Well, how does the ‘Age’ and ‘Fare’ can be that dominating? It is because if we use covariance, we will use the unstandardize value of each variables. It is worth noting that most dataset is scaled and measured differently for each variables, so we will be more likely to see one variable have the range of 0-512 and one with 0-8, just like what we have with ‘Fare’ and ‘SibSp’.
Thus, we will check the eigenvectors using the standardized version of covariance matrix: Correlation.
Correlation Matrix
eigen_corr <- eigen(corr_matrix)
print("value")
## [1] "value"
print(eigen_corr$values)
## [1] 1.6367503 1.1071770 0.6694052 0.5866676
print("vector")
## [1] "vector"
print(eigen_corr$vectors)
## [,1] [,2] [,3] [,4]
## [1,] 0.4388714 -0.5962415 0.56095237 0.37043268
## [2,] -0.6250770 0.0732461 0.05500006 0.77517016
## [3,] -0.5908590 -0.1774532 0.60558695 -0.50265342
## [4,] -0.2599159 -0.7795136 -0.56175785 -0.09607493
From the results above, we can conclude that:
Eigenvalues: Unlike when using covariance matrix where the first two component heavily dominating the values, the current one have a more balanced distribution with each component (in the same order) have proportion of: 41%, 28%, 17%, and 14%.
Eigenvectors: While the previous eigenvectors showing dominance of one variables, the current shows an interesting dynamic between each variables.
2.1. In first component, we will see that ‘Age’ have strong positive score while ‘SibSp’ and ‘Parch’ have really strong negative score, while the ‘Fare’ have weak negative score, in contrast with previous eigen where it dominated.

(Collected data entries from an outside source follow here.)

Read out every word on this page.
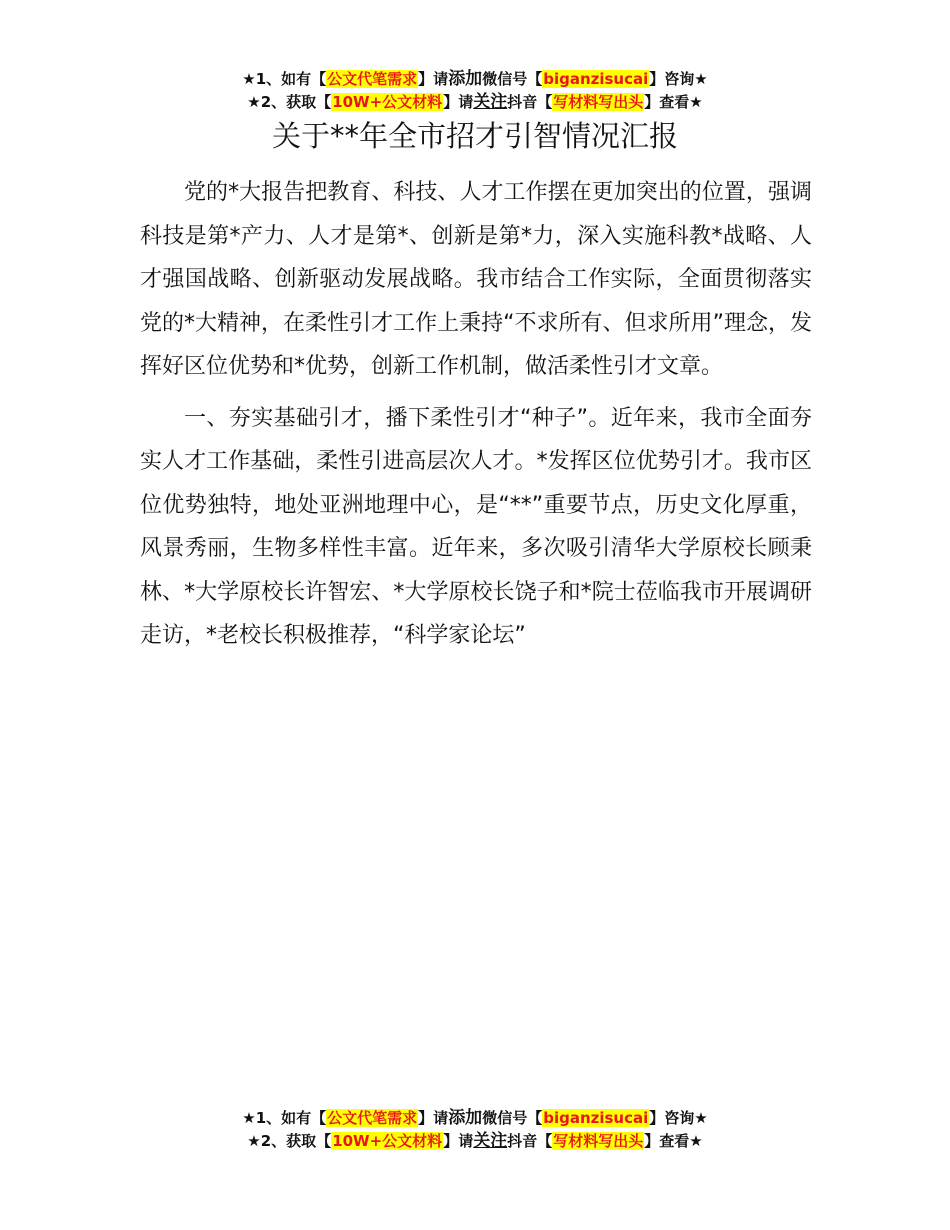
★1、如有【公文代笔需求】请添加微信号【biganzisucai】咨询★
★2、获取【10W+公文材料】请关注抖音【写材料写出头】查看★
关于**年全市招才引智情况汇报

党的*大报告把教育、科技、人才工作摆在更加突出的位置，强调科技是第*产力、人才是第*、创新是第*力，深入实施科教*战略、人才强国战略、创新驱动发展战略。我市结合工作实际，全面贯彻落实党的*大精神，在柔性引才工作上秉持“不求所有、但求所用”理念，发挥好区位优势和*优势，创新工作机制，做活柔性引才文章。

一、夯实基础引才，播下柔性引才“种子”。近年来，我市全面夯实人才工作基础，柔性引进高层次人才。*发挥区位优势引才。我市区位优势独特，地处亚洲地理中心，是“**”重要节点，历史文化厚重，风景秀丽，生物多样性丰富。近年来，多次吸引清华大学原校长顾秉林、*大学原校长许智宏、*大学原校长饶子和*院士莅临我市开展调研走访，*老校长积极推荐，“科学家论坛”

★1、如有【公文代笔需求】请添加微信号【biganzisucai】咨询★
★2、获取【10W+公文材料】请关注抖音【写材料写出头】查看★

This new dynamics show us the component we’re lacking before: Family structure. Where the older passenger tends to go alone and mostly bought an appropriate ticket just for himself; the younger passenger tends to go with their family, causing them to bought an expensive ticket.

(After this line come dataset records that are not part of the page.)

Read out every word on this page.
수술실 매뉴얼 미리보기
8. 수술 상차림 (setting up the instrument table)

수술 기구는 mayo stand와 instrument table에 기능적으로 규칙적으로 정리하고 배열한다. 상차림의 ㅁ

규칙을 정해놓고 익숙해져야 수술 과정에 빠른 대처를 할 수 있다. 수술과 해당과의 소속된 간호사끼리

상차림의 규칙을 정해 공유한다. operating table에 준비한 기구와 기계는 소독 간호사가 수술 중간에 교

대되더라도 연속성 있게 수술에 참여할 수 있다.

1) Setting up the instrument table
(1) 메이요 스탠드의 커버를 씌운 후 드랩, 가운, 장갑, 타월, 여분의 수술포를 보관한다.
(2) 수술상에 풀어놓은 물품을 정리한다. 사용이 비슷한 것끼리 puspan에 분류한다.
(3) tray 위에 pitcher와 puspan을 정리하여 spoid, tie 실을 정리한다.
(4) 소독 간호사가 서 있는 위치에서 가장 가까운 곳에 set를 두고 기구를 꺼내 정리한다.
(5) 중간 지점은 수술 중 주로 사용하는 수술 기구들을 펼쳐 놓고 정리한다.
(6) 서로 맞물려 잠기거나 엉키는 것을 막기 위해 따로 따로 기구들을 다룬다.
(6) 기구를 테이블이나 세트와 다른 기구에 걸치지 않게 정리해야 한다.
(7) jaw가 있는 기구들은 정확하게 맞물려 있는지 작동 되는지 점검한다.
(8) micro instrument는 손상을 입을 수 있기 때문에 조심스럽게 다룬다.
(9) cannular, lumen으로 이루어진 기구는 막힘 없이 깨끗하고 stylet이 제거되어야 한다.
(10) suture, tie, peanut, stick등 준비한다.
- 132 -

2.2. In second component, we will see that ‘Age’ and ‘Fare’ both have strong negative score, while the other two have a really weak score. This also capture something: Wealthy factor. This component shows that, assuuming they go alone, older people tends to bought more expensive ticket than the younger.
So, I guess that’s all. We can continue to PCA if I want, but I don’t want to.